Resilience and Determination: Many South Sudanese models come from challenging backgrounds, including refugee camps and war-torn regions. Their journeys to success often reflect a remarkable level of resilience and determination, traits that are highly valued in the competitive fashion industry. This determination is not just about survival but also about thriving and breaking barriers, which resonates well in an industry constantly searching for compelling stories and personalities.
Diversity and Inclusivity Trends: The fashion industry has increasingly embraced diversity and inclusivity, seeking to reflect a broader range of beauty standards and cultural backgrounds. South Sudanese models bring diversity to the catwalk and fashion campaigns, which aligns with the industry’s evolving ethos. Fashion brands and designers, eager to appeal to a global audience, see the inclusion of South Sudanese models as a way to showcase their commitment to these values.

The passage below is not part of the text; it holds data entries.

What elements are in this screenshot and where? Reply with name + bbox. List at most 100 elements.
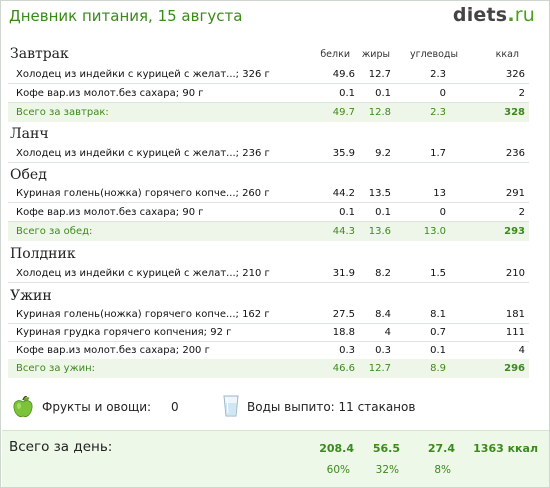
fat-value: 0.1: [375, 88, 391, 99]
total-label: Всего за обед:: [16, 226, 93, 237]
carbs-value: 8.1: [430, 309, 446, 320]
protein-value: 35.9: [332, 148, 355, 159]
daily-total-label: Всего за день:: [9, 439, 113, 455]
fat-value: 12.7: [368, 69, 391, 80]
fat-total: 12.8: [368, 107, 391, 118]
kcal-total: 296: [504, 363, 525, 374]
carbs-value: 0: [439, 88, 446, 99]
kcal-value: 291: [505, 188, 525, 199]
column-header-protein: белки: [320, 49, 350, 60]
meal-title-breakfast: Завтрак: [10, 46, 69, 62]
carbs-value: 1.5: [430, 268, 446, 279]
food-name: Куриная голень(ножка) горячего копче...;…: [16, 188, 270, 199]
food-row[interactable]: Кофе вар.из молот.без сахара; 90 г 0.1 0…: [8, 203, 529, 222]
protein-total: 44.3: [332, 226, 355, 237]
daily-fat-total: 56.5: [372, 442, 400, 455]
kcal-value: 326: [505, 69, 525, 80]
food-row[interactable]: Куриная голень(ножка) горячего копче...;…: [8, 184, 529, 203]
meal-total-row-breakfast: Всего за завтрак: 49.7 12.8 2.3 328: [8, 103, 529, 122]
daily-protein-total: 208.4: [319, 442, 354, 455]
fat-value: 9.2: [375, 148, 391, 159]
protein-total: 49.7: [332, 107, 355, 118]
column-header-carbs: углеводы: [409, 49, 458, 60]
protein-value: 27.5: [332, 309, 355, 320]
carbs-value: 2.3: [430, 69, 446, 80]
site-logo[interactable]: diets.ru: [453, 4, 535, 26]
meal-total-row-dinner: Всего за обед: 44.3 13.6 13.0 293: [8, 222, 529, 241]
carbs-total: 13.0: [423, 226, 446, 237]
carbs-value: 1.7: [430, 148, 446, 159]
carbs-value: 0.7: [430, 327, 446, 338]
food-row[interactable]: Холодец из индейки с курицей с желат...;…: [8, 144, 529, 163]
fat-value: 8.2: [375, 268, 391, 279]
kcal-total: 328: [504, 107, 525, 118]
page-title: Дневник питания, 15 августа: [9, 7, 243, 25]
protein-percent: 60%: [326, 464, 350, 476]
fruits-label: Фрукты и овощи:: [42, 400, 152, 414]
food-row[interactable]: Кофе вар.из молот.без сахара; 90 г 0.1 0…: [8, 84, 529, 103]
water-label: Воды выпито: 11 стаканов: [247, 400, 416, 414]
carbs-total: 2.3: [430, 107, 446, 118]
kcal-value: 4: [518, 345, 525, 356]
kcal-value: 210: [505, 268, 525, 279]
kcal-value: 2: [518, 207, 525, 218]
carbs-total: 8.9: [430, 363, 446, 374]
protein-value: 49.6: [332, 69, 355, 80]
food-name: Куриная голень(ножка) горячего копче...;…: [16, 309, 270, 320]
protein-value: 0.1: [339, 88, 355, 99]
logo-tld: ru: [514, 4, 535, 26]
food-name: Холодец из индейки с курицей с желат...;…: [16, 148, 270, 159]
fat-value: 8.4: [375, 309, 391, 320]
protein-total: 46.6: [332, 363, 355, 374]
fat-total: 12.7: [368, 363, 391, 374]
food-row[interactable]: Куриная грудка горячего копчения; 92 г 1…: [8, 323, 529, 342]
fat-value: 4: [384, 327, 391, 338]
meal-title-lunch: Ланч: [10, 126, 49, 142]
kcal-value: 236: [505, 148, 525, 159]
extras-row: Фрукты и овощи: 0 Воды выпито: 11 стакан…: [1, 393, 550, 423]
fat-value: 0.3: [375, 345, 391, 356]
carbs-percent: 8%: [434, 464, 451, 476]
protein-value: 18.8: [332, 327, 355, 338]
meal-title-dinner: Обед: [10, 167, 47, 183]
food-row[interactable]: Куриная голень(ножка) горячего копче...;…: [8, 305, 529, 324]
carbs-value: 0: [439, 207, 446, 218]
protein-value: 31.9: [332, 268, 355, 279]
protein-value: 0.1: [339, 207, 355, 218]
apple-icon: [13, 396, 33, 417]
protein-value: 0.3: [339, 345, 355, 356]
fat-value: 0.1: [375, 207, 391, 218]
water-glass-icon: [223, 395, 239, 417]
kcal-value: 181: [505, 309, 525, 320]
meal-total-row-supper: Всего за ужин: 46.6 12.7 8.9 296: [8, 359, 529, 378]
fat-percent: 32%: [375, 464, 399, 476]
food-name: Кофе вар.из молот.без сахара; 90 г: [16, 207, 204, 218]
daily-summary: Всего за день: 208.4 56.5 27.4 1363 ккал…: [2, 430, 549, 487]
column-header-kcal: ккал: [495, 49, 519, 60]
meal-title-snack: Полдник: [10, 246, 76, 262]
food-row[interactable]: Холодец из индейки с курицей с желат...;…: [8, 65, 529, 84]
food-name: Кофе вар.из молот.без сахара; 90 г: [16, 88, 204, 99]
kcal-total: 293: [504, 226, 525, 237]
food-row[interactable]: Кофе вар.из молот.без сахара; 200 г 0.3 …: [8, 341, 529, 360]
food-name: Куриная грудка горячего копчения; 92 г: [16, 327, 232, 338]
food-name: Кофе вар.из молот.без сахара; 200 г: [16, 345, 210, 356]
logo-main: diets: [452, 4, 508, 26]
fruits-value: 0: [171, 400, 179, 414]
logo-dot: .: [507, 4, 515, 26]
column-header-fat: жиры: [361, 49, 390, 60]
meal-title-supper: Ужин: [10, 288, 52, 304]
kcal-value: 111: [505, 327, 525, 338]
carbs-value: 13: [433, 188, 446, 199]
carbs-value: 0.1: [430, 345, 446, 356]
food-row[interactable]: Холодец из индейки с курицей с желат...;…: [8, 264, 529, 283]
protein-value: 44.2: [332, 188, 355, 199]
fat-value: 13.5: [368, 188, 391, 199]
total-label: Всего за ужин:: [16, 363, 96, 374]
daily-kcal-total: 1363 ккал: [473, 442, 538, 455]
kcal-value: 2: [518, 88, 525, 99]
food-name: Холодец из индейки с курицей с желат...;…: [16, 69, 270, 80]
total-label: Всего за завтрак:: [16, 107, 109, 118]
fat-total: 13.6: [368, 226, 391, 237]
daily-carbs-total: 27.4: [427, 442, 455, 455]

Role Models and Mentorship: The success of pioneers like Alek Wek has paved the way for other South Sudanese models. Wek’s impact on the industry demonstrated that South Sudanese beauty could command global attention, inspiring a new generation of models from her homeland. Her success has created a ripple effect, encouraging agencies to scout for similar talents and fostering a sense of community and mentorship among South Sudanese models who support each other in navigating the industry.
Strong Scouting Networks: There has been an active effort by international modeling agencies to scout talents from South Sudan. Due to the unique qualities and untapped potential of models from this region, agencies have set up scouting networks and collaborations with local organizations to discover new talents. This systematic approach ensures a steady influx of South Sudanese models into the international fashion scene.

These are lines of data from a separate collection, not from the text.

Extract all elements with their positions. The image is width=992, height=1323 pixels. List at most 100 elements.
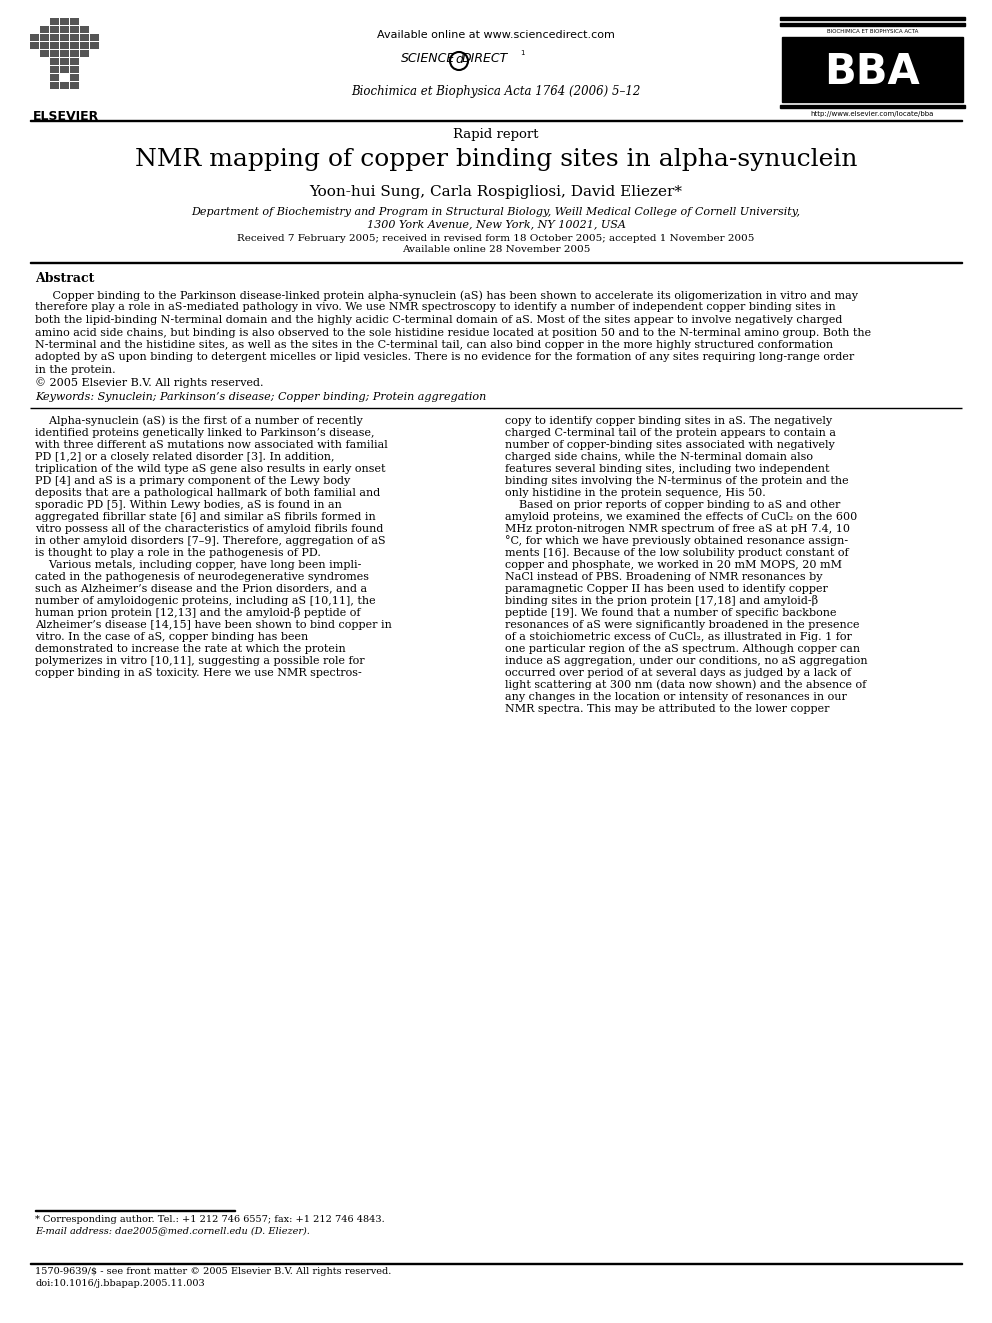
Text: sporadic PD [5]. Within Lewy bodies, aS is found in an: sporadic PD [5]. Within Lewy bodies, aS …	[35, 500, 342, 509]
Bar	[50, 42, 59, 49]
Bar	[40, 34, 49, 41]
Text: human prion protein [12,13] and the amyloid-β peptide of: human prion protein [12,13] and the amyl…	[35, 607, 360, 618]
Text: NaCl instead of PBS. Broadening of NMR resonances by: NaCl instead of PBS. Broadening of NMR r…	[505, 572, 822, 582]
Text: BBA: BBA	[824, 50, 921, 93]
Bar	[70, 19, 79, 25]
Text: peptide [19]. We found that a number of specific backbone: peptide [19]. We found that a number of …	[505, 607, 836, 618]
Bar	[60, 66, 69, 73]
Bar	[70, 26, 79, 33]
Text: number of copper-binding sites associated with negatively: number of copper-binding sites associate…	[505, 439, 834, 450]
Text: copper binding in aS toxicity. Here we use NMR spectros-: copper binding in aS toxicity. Here we u…	[35, 668, 362, 677]
Text: 1: 1	[520, 50, 525, 56]
Text: Copper binding to the Parkinson disease-linked protein alpha-synuclein (aS) has : Copper binding to the Parkinson disease-…	[35, 290, 858, 300]
Text: * Corresponding author. Tel.: +1 212 746 6557; fax: +1 212 746 4843.: * Corresponding author. Tel.: +1 212 746…	[35, 1215, 385, 1224]
Text: N-terminal and the histidine sites, as well as the sites in the C-terminal tail,: N-terminal and the histidine sites, as w…	[35, 340, 833, 351]
Text: features several binding sites, including two independent: features several binding sites, includin…	[505, 463, 829, 474]
Text: of a stoichiometric excess of CuCl₂, as illustrated in Fig. 1 for: of a stoichiometric excess of CuCl₂, as …	[505, 631, 852, 642]
Bar	[80, 26, 89, 33]
Text: MHz proton-nitrogen NMR spectrum of free aS at pH 7.4, 10: MHz proton-nitrogen NMR spectrum of free…	[505, 524, 850, 533]
Bar	[70, 42, 79, 49]
Text: DIRECT: DIRECT	[462, 52, 508, 65]
Text: such as Alzheimer’s disease and the Prion disorders, and a: such as Alzheimer’s disease and the Prio…	[35, 583, 367, 594]
Text: 1570-9639/$ - see front matter © 2005 Elsevier B.V. All rights reserved.: 1570-9639/$ - see front matter © 2005 El…	[35, 1267, 392, 1275]
Bar	[40, 42, 49, 49]
Text: Department of Biochemistry and Program in Structural Biology, Weill Medical Coll: Department of Biochemistry and Program i…	[191, 206, 801, 217]
Bar	[80, 50, 89, 57]
Text: doi:10.1016/j.bbapap.2005.11.003: doi:10.1016/j.bbapap.2005.11.003	[35, 1279, 204, 1289]
Text: ELSEVIER: ELSEVIER	[33, 110, 99, 123]
Text: charged side chains, while the N-terminal domain also: charged side chains, while the N-termina…	[505, 451, 813, 462]
Text: identified proteins genetically linked to Parkinson’s disease,: identified proteins genetically linked t…	[35, 427, 375, 438]
Text: number of amyloidogenic proteins, including aS [10,11], the: number of amyloidogenic proteins, includ…	[35, 595, 376, 606]
Text: charged C-terminal tail of the protein appears to contain a: charged C-terminal tail of the protein a…	[505, 427, 836, 438]
Bar	[50, 66, 59, 73]
Text: Abstract: Abstract	[35, 273, 94, 284]
Text: deposits that are a pathological hallmark of both familial and: deposits that are a pathological hallmar…	[35, 487, 380, 497]
Bar	[60, 19, 69, 25]
Bar	[40, 26, 49, 33]
Text: Rapid report: Rapid report	[453, 128, 539, 142]
Text: vitro. In the case of aS, copper binding has been: vitro. In the case of aS, copper binding…	[35, 631, 309, 642]
Text: BIOCHIMICA ET BIOPHYSICA ACTA: BIOCHIMICA ET BIOPHYSICA ACTA	[826, 29, 919, 34]
Bar	[80, 34, 89, 41]
Text: SCIENCE: SCIENCE	[401, 52, 455, 65]
Text: Available online 28 November 2005: Available online 28 November 2005	[402, 245, 590, 254]
Bar	[782, 37, 963, 102]
Bar	[70, 50, 79, 57]
Text: d: d	[455, 53, 463, 66]
Text: both the lipid-binding N-terminal domain and the highly acidic C-terminal domain: both the lipid-binding N-terminal domain…	[35, 315, 842, 325]
Text: binding sites in the prion protein [17,18] and amyloid-β: binding sites in the prion protein [17,1…	[505, 595, 818, 606]
Text: copper and phosphate, we worked in 20 mM MOPS, 20 mM: copper and phosphate, we worked in 20 mM…	[505, 560, 842, 569]
Bar	[50, 74, 59, 81]
Text: 1300 York Avenue, New York, NY 10021, USA: 1300 York Avenue, New York, NY 10021, US…	[367, 220, 625, 229]
Text: amino acid side chains, but binding is also observed to the sole histidine resid: amino acid side chains, but binding is a…	[35, 328, 871, 337]
Bar	[60, 50, 69, 57]
Bar	[70, 34, 79, 41]
Text: in other amyloid disorders [7–9]. Therefore, aggregation of aS: in other amyloid disorders [7–9]. Theref…	[35, 536, 386, 545]
Bar	[50, 34, 59, 41]
Text: NMR spectra. This may be attributed to the lower copper: NMR spectra. This may be attributed to t…	[505, 704, 829, 713]
Text: °C, for which we have previously obtained resonance assign-: °C, for which we have previously obtaine…	[505, 536, 848, 546]
Text: only histidine in the protein sequence, His 50.: only histidine in the protein sequence, …	[505, 487, 766, 497]
Bar	[70, 74, 79, 81]
Bar	[60, 34, 69, 41]
Text: demonstrated to increase the rate at which the protein: demonstrated to increase the rate at whi…	[35, 643, 346, 654]
Text: http://www.elsevier.com/locate/bba: http://www.elsevier.com/locate/bba	[810, 111, 934, 116]
Text: light scattering at 300 nm (data now shown) and the absence of: light scattering at 300 nm (data now sho…	[505, 680, 866, 691]
Text: PD [1,2] or a closely related disorder [3]. In addition,: PD [1,2] or a closely related disorder […	[35, 451, 334, 462]
Text: copy to identify copper binding sites in aS. The negatively: copy to identify copper binding sites in…	[505, 415, 832, 426]
Text: Based on prior reports of copper binding to aS and other: Based on prior reports of copper binding…	[505, 500, 840, 509]
Text: E-mail address: dae2005@med.cornell.edu (D. Eliezer).: E-mail address: dae2005@med.cornell.edu …	[35, 1226, 310, 1234]
Bar	[30, 42, 39, 49]
Text: adopted by aS upon binding to detergent micelles or lipid vesicles. There is no : adopted by aS upon binding to detergent …	[35, 352, 854, 363]
Text: cated in the pathogenesis of neurodegenerative syndromes: cated in the pathogenesis of neurodegene…	[35, 572, 369, 582]
Text: resonances of aS were significantly broadened in the presence: resonances of aS were significantly broa…	[505, 619, 859, 630]
Bar	[70, 58, 79, 65]
Text: any changes in the location or intensity of resonances in our: any changes in the location or intensity…	[505, 692, 847, 701]
Text: is thought to play a role in the pathogenesis of PD.: is thought to play a role in the pathoge…	[35, 548, 320, 557]
Text: Biochimica et Biophysica Acta 1764 (2006) 5–12: Biochimica et Biophysica Acta 1764 (2006…	[351, 85, 641, 98]
Text: with three different aS mutations now associated with familial: with three different aS mutations now as…	[35, 439, 388, 450]
Bar	[70, 66, 79, 73]
Bar	[50, 82, 59, 89]
Text: aggregated fibrillar state [6] and similar aS fibrils formed in: aggregated fibrillar state [6] and simil…	[35, 512, 376, 521]
Bar	[780, 17, 965, 20]
Text: ments [16]. Because of the low solubility product constant of: ments [16]. Because of the low solubilit…	[505, 548, 848, 557]
Text: Various metals, including copper, have long been impli-: Various metals, including copper, have l…	[35, 560, 361, 569]
Bar	[780, 22, 965, 26]
Text: amyloid proteins, we examined the effects of CuCl₂ on the 600: amyloid proteins, we examined the effect…	[505, 512, 857, 521]
Bar	[50, 58, 59, 65]
Text: binding sites involving the N-terminus of the protein and the: binding sites involving the N-terminus o…	[505, 475, 848, 486]
Text: occurred over period of at several days as judged by a lack of: occurred over period of at several days …	[505, 668, 851, 677]
Bar	[60, 58, 69, 65]
Text: PD [4] and aS is a primary component of the Lewy body: PD [4] and aS is a primary component of …	[35, 475, 350, 486]
Bar	[780, 105, 965, 108]
Text: triplication of the wild type aS gene also results in early onset: triplication of the wild type aS gene al…	[35, 463, 386, 474]
Text: vitro possess all of the characteristics of amyloid fibrils found: vitro possess all of the characteristics…	[35, 524, 383, 533]
Text: paramagnetic Copper II has been used to identify copper: paramagnetic Copper II has been used to …	[505, 583, 828, 594]
Text: one particular region of the aS spectrum. Although copper can: one particular region of the aS spectrum…	[505, 643, 860, 654]
Bar	[90, 34, 99, 41]
Text: Alzheimer’s disease [14,15] have been shown to bind copper in: Alzheimer’s disease [14,15] have been sh…	[35, 619, 392, 630]
Bar	[60, 82, 69, 89]
Text: Received 7 February 2005; received in revised form 18 October 2005; accepted 1 N: Received 7 February 2005; received in re…	[237, 234, 755, 243]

Fashion as a Platform for Advocacy: Many South Sudanese models use their platforms to advocate for important causes, such as refugee rights, education, and social justice. This advocacy work makes them appealing not just as models but also as influencers and spokespeople. Fashion houses, magazines, and brands often align with such models to boost their own social impact narratives, further amplifying the visibility of South Sudanese talent.

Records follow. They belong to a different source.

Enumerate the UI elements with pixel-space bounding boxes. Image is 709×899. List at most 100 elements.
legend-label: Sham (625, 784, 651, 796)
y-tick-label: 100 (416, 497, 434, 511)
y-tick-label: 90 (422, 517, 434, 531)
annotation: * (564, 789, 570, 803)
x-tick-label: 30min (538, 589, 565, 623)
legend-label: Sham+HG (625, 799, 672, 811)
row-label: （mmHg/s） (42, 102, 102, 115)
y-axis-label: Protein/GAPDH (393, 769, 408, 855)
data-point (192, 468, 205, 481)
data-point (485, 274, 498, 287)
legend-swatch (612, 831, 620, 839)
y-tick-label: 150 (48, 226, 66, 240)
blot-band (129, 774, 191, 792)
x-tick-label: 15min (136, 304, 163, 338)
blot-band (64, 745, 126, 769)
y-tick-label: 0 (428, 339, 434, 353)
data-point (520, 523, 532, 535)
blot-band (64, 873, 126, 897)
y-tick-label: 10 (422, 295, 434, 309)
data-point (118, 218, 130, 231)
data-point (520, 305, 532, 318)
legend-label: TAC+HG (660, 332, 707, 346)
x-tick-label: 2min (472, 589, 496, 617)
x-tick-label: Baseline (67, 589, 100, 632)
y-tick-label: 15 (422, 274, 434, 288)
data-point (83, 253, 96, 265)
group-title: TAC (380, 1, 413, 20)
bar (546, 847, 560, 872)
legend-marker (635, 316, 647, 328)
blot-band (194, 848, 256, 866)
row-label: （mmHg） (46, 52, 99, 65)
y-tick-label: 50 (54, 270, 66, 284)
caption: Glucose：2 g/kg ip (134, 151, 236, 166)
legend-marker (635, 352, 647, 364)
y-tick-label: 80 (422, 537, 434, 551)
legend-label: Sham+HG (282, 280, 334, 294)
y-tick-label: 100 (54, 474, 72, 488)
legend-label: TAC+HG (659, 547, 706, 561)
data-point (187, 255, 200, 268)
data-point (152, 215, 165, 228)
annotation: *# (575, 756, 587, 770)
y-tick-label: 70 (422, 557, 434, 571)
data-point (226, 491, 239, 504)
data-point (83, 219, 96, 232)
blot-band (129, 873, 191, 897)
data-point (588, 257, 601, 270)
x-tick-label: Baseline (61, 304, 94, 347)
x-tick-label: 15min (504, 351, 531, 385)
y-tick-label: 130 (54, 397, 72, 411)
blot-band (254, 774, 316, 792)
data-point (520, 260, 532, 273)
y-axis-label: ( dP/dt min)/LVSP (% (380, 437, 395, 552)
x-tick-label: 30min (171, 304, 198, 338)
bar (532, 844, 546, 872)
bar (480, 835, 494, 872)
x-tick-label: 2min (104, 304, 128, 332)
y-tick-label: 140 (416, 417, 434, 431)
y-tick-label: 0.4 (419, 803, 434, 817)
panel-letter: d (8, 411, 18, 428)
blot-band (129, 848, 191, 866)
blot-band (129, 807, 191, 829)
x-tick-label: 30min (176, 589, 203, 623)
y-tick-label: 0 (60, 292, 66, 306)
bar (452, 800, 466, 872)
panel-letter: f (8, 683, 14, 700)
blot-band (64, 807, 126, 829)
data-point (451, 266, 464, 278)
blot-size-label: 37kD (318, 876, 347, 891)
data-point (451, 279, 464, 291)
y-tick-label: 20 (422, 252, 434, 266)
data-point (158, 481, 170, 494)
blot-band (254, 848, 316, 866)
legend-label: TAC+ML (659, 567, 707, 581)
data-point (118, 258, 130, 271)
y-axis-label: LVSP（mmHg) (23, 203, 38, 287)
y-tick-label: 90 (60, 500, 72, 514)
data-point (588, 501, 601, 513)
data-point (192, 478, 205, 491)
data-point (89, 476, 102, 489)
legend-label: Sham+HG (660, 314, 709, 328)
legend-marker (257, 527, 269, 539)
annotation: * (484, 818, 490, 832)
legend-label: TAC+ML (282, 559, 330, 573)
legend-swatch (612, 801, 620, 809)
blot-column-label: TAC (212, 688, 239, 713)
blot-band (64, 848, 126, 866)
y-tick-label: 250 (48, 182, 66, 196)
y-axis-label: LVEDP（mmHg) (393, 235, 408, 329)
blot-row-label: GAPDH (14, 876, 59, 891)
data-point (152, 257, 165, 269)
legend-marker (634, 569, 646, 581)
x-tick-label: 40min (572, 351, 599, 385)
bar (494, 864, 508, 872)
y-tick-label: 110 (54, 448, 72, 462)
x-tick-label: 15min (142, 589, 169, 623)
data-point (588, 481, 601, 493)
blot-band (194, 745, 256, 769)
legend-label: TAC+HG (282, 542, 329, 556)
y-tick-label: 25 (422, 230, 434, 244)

Their overrepresentation is not just about meeting a trend or a quota; it’s about the fashion industry’s recognition of their beauty, strength, and the unique narratives they bring to the runway. The combination of these factors creates a compelling presence that resonates both visually and culturally, cementing their place in fashion’s elite circles.